Petit rappel sur ce qui compose l'organe de la vision

L’œil est l'organe de la vision.

  • La cornée est la partie externe de l’œil. Ses principales fonctions sont de protéger l’œil des micro-organismes, la transmission et la réfection de la lumière.
  • L'iris module la quantité de lumière qui va atteindre la rétine par l'ouverture (plus ou moins grande) de la pupille.
  • Le cristallin est responsable de l’accommodation (perte de l’accommodation avec l'âge = presbytie / opacification du cristallin = cataracte)
  • La rétine, qui tapisse la partie postérieure de l’œil, transforme les images reçues en signaux nerveux qu'elle transmet, via le nerf optique, au cerveau.
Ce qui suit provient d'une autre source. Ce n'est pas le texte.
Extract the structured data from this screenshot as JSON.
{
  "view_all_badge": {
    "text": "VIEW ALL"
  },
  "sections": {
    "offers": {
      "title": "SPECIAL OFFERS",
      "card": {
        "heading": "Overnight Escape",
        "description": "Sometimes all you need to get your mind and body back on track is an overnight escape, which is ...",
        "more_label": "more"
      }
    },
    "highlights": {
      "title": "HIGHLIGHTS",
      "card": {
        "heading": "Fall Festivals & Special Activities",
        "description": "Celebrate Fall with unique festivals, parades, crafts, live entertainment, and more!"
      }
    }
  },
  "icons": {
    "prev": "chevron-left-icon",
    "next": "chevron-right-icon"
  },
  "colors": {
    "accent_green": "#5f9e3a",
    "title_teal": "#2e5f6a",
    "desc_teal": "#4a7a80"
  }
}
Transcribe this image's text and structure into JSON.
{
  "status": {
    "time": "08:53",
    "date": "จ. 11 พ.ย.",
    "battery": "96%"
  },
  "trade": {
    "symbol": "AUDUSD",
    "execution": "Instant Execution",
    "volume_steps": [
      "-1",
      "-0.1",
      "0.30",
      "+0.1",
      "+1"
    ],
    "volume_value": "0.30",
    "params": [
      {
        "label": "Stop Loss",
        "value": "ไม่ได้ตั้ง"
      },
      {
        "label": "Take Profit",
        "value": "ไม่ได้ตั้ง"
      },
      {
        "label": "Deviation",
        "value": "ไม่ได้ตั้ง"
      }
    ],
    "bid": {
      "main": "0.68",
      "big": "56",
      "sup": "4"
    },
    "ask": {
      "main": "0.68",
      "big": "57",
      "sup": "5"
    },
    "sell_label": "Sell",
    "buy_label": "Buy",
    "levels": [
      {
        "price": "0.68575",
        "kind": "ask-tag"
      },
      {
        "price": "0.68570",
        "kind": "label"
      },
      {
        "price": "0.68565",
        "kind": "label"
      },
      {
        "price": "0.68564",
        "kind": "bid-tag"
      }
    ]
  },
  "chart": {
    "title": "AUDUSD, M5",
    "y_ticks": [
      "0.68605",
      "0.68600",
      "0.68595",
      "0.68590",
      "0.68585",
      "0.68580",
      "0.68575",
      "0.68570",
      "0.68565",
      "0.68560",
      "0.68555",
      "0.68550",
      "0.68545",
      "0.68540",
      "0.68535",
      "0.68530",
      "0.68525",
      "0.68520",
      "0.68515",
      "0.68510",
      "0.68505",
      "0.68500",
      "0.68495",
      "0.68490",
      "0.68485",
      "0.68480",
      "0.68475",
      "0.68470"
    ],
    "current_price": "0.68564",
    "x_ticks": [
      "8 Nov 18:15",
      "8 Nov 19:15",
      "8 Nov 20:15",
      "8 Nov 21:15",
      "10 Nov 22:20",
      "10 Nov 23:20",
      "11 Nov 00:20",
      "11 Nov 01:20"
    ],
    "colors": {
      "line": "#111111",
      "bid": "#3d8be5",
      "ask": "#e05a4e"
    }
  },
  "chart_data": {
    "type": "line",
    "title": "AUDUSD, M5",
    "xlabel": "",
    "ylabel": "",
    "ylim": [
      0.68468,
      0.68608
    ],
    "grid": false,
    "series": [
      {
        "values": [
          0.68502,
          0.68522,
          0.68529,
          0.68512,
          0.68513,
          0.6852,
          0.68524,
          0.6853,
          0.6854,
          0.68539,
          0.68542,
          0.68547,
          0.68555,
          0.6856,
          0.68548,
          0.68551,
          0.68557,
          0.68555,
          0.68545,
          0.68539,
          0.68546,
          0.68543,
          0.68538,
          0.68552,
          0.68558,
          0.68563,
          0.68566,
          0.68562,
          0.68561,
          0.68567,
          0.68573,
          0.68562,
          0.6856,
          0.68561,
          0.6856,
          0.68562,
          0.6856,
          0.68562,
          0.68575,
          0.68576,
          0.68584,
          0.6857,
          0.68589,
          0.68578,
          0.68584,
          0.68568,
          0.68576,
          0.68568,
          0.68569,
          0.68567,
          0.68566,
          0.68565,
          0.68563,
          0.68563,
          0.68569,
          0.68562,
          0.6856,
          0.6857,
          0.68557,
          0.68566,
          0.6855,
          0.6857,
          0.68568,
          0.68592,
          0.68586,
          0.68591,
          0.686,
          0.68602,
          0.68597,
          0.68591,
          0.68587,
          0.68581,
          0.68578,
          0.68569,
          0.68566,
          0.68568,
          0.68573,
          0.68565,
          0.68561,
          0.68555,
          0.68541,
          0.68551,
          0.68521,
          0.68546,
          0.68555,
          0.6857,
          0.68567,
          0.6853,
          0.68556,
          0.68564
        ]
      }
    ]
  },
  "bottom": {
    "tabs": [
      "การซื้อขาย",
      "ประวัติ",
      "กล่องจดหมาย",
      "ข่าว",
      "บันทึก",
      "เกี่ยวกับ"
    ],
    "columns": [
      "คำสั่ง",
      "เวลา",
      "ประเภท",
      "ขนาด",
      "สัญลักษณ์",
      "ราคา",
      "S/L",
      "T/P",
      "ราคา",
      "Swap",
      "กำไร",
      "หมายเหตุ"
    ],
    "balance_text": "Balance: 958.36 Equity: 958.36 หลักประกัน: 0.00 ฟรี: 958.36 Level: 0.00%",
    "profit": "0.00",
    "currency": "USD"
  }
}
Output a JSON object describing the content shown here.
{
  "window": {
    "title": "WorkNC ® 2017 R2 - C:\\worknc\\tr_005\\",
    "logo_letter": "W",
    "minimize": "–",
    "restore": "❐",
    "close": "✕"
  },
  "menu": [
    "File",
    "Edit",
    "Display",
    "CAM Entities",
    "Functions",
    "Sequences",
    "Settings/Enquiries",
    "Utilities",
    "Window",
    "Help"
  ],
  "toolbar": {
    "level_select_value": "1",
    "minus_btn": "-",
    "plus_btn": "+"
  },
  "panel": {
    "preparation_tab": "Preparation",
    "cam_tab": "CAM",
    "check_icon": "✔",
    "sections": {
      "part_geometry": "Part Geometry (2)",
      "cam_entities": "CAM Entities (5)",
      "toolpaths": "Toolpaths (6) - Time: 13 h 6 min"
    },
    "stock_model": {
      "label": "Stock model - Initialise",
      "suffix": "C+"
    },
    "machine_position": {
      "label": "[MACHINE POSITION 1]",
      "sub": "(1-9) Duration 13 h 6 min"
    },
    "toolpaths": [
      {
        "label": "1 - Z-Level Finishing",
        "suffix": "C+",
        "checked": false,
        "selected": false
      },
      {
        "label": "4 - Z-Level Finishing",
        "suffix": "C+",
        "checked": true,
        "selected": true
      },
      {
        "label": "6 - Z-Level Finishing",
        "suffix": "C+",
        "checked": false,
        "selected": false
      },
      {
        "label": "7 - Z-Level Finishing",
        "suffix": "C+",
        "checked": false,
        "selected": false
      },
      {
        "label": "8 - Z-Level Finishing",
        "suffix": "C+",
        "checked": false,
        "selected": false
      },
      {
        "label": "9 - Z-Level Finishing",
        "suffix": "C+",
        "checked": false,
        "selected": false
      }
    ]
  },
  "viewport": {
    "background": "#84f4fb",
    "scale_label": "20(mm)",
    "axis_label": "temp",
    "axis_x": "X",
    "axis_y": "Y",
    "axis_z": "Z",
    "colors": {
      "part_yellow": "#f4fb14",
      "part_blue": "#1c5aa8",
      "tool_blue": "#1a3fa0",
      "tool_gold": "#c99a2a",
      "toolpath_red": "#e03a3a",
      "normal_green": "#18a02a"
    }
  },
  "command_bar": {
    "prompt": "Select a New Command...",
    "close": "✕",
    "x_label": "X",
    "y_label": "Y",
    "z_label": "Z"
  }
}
La macula est le centre de la rétine (sur une petite surface d'environ 2 mm de diamètre). Elle est placée directement dans l'axe optique. C'est sur elle que se forme l'image de l'objet que vous regardez. Elle transmet 90% de l'information visuelle (perception des détails fins) et de la vision des couleurs (les cônes).

La DMLA peut apparaître dès l'âge de 50 ans. Son diagnostic est souvent fait 10 à 15 ans plus tard.
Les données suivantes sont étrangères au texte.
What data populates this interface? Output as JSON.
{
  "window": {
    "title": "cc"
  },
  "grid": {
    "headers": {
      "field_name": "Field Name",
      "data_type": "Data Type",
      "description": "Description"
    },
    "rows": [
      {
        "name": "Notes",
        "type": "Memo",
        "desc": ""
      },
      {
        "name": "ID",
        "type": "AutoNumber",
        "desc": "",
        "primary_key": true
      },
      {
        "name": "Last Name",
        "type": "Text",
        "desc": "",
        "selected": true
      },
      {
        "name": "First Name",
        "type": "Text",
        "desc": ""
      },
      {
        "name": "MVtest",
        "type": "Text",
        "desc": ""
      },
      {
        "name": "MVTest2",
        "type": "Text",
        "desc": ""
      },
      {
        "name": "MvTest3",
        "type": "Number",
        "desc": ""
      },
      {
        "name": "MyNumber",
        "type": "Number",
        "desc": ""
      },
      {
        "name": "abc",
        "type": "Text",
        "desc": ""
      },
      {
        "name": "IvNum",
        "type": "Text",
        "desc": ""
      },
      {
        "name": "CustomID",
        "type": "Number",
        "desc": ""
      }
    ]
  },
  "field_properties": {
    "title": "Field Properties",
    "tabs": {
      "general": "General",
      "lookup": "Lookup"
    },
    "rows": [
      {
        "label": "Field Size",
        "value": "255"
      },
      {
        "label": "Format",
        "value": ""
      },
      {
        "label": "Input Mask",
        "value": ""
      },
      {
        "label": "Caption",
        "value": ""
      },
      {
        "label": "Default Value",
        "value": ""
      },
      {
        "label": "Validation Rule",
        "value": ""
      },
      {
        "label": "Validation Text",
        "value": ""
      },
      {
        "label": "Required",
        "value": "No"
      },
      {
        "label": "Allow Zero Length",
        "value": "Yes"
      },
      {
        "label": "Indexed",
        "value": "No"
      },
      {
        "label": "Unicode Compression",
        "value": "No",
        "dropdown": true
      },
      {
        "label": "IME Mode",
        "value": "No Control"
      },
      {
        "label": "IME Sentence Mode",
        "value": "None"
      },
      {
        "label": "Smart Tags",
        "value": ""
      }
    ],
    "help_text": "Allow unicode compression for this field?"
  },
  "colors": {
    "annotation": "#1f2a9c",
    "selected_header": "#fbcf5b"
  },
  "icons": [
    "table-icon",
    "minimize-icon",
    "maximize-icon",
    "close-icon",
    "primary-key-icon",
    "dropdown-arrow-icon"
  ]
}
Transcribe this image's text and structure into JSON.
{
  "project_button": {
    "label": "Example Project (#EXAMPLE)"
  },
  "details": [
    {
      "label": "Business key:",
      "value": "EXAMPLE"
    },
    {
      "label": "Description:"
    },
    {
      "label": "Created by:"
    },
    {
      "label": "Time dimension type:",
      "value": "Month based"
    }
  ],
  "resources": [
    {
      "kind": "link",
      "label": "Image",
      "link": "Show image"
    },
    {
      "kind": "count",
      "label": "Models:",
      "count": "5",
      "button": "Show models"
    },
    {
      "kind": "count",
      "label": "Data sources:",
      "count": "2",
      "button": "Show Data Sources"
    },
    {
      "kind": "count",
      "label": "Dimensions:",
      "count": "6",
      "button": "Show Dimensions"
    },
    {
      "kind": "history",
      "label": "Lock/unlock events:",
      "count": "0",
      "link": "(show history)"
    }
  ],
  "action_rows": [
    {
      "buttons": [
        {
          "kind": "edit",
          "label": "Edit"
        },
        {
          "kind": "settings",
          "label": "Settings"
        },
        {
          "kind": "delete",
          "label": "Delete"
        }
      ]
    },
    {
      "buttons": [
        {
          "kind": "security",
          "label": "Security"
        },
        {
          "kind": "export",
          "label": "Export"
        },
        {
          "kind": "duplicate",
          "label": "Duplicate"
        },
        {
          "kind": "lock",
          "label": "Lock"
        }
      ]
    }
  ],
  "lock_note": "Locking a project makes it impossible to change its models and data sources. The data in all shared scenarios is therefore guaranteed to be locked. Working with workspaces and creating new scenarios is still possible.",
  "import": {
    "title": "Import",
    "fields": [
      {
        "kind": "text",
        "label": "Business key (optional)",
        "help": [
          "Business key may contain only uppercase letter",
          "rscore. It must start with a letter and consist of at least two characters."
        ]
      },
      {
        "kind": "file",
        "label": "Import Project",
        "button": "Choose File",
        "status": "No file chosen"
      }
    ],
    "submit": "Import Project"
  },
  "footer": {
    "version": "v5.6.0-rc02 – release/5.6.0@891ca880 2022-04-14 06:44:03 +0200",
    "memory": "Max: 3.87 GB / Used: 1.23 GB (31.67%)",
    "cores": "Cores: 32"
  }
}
Les différentes formes de la DMLA

On distingue deux formes évolutives de la DMLA, la forme atrophique (ou sèche) et la forme exsudative (ou humide) qui ont les mêmes conséquences sur la vision mais évoluent à des vitesses différentes.

  • La dégénérescence sèche :

C'est la forme la plus fréquente et la plus légère. Elle représente 85 à 90% des cas. Cette forme évolue lentement mais sûrement vers une baisse sévère de l'acuité visuelle. Elle provoque une atrophie du centre de la vision : la macula. Il s'agit d'une évolution décalée dans le temps. Vient d'abord une mort progressive des cellules de la macula. Puis une dizaine d'années plus tard, elle aboutit à une atrophie du centre de la rétine et à la quasi-cécité.Il n'existe encore aucun traitement à ce jour.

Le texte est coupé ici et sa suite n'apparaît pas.